On 24/10/20 7:07 am, Joe Perches wrote:
> On Sat, 2020-10-24 at 05:38 +0530, Aditya Srivastava wrote:
>> A quick evaluation on v5.6..v5.8 showed that this fix reduces
>> REPEATED_WORD warnings from 2797 to 907.
>
> How many of these 907 remaining are still false positive?
>
>> A quick manual check found all cases are related to hex output or
>> list command outputs in commit messages.
>
> You mean 1890 of the 2797 are now no longer reported and all 1890
> were false positives yes?
>

Yes.

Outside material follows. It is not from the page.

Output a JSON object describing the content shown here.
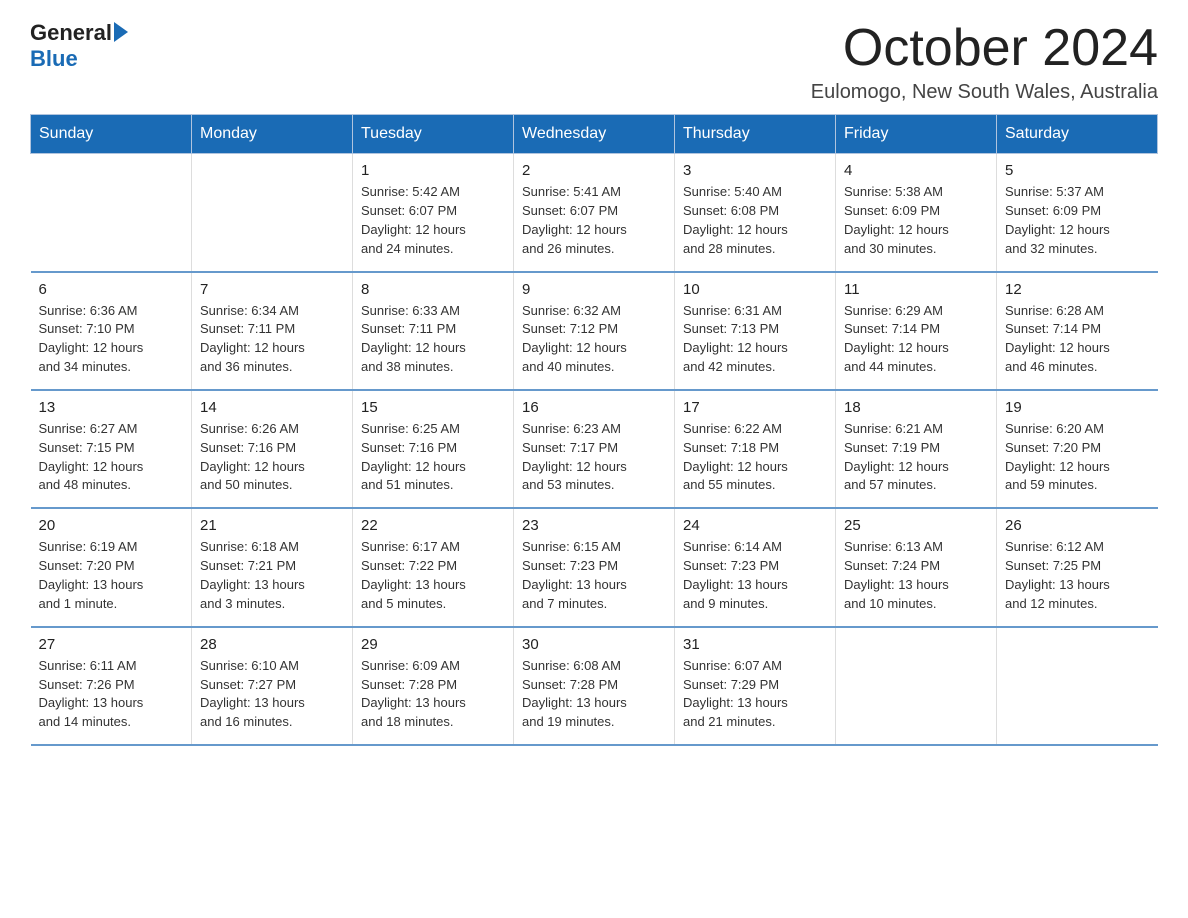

In v5.6..5.8, there were 2797 warnings for REPEATED_WORD, after
these changes, they are reduced to 907.
However, many among these 907 must have been fixed by Dwaipayan's
patch. I'll replace it with 1890 instead, for the better.

>>   pos($rawline) = 1 if (!$in_commit_log);
>>   while ($rawline =~ /\b($word_pattern) (?=($word_pattern))/g) {
>>  
>>
>> @@ -3074,6 +3076,17 @@ sub process {
>>   next if ($start_char =~ /^\S$/);
>>   next if (index(" \t.,;?!", $end_char) == -1);
>>  
>>
>> + # avoid repeating hex occurrences like 'ff ff fe 09 ...'
>> + my %allow_repeated_words = (
>> + add => '',
>> + added => '',
>> + bad => '',
>> + be => '',
>> + );
>
> If perl caches this local hash declaration, fine,
> but I think it better to use 'our %allow_repeated_words'
> and move it so it's only declared using the file scope.
>

I ran checkpatch over few commits, it was working fine. But I'll move
it to file scope, using 'our'. That should do as well.

>> + if ($first =~ /\b[0-9a-f]{2,}\b/) {
>
> This regex matches only lower case so it wouldn't match "Add".
>
> I think this regex would be clearer using
> /^[0-9a-f]+$/i or /^[A-Fa-f0-9]+$/
>
>

Missed it. Will do.

Thanks
Aditya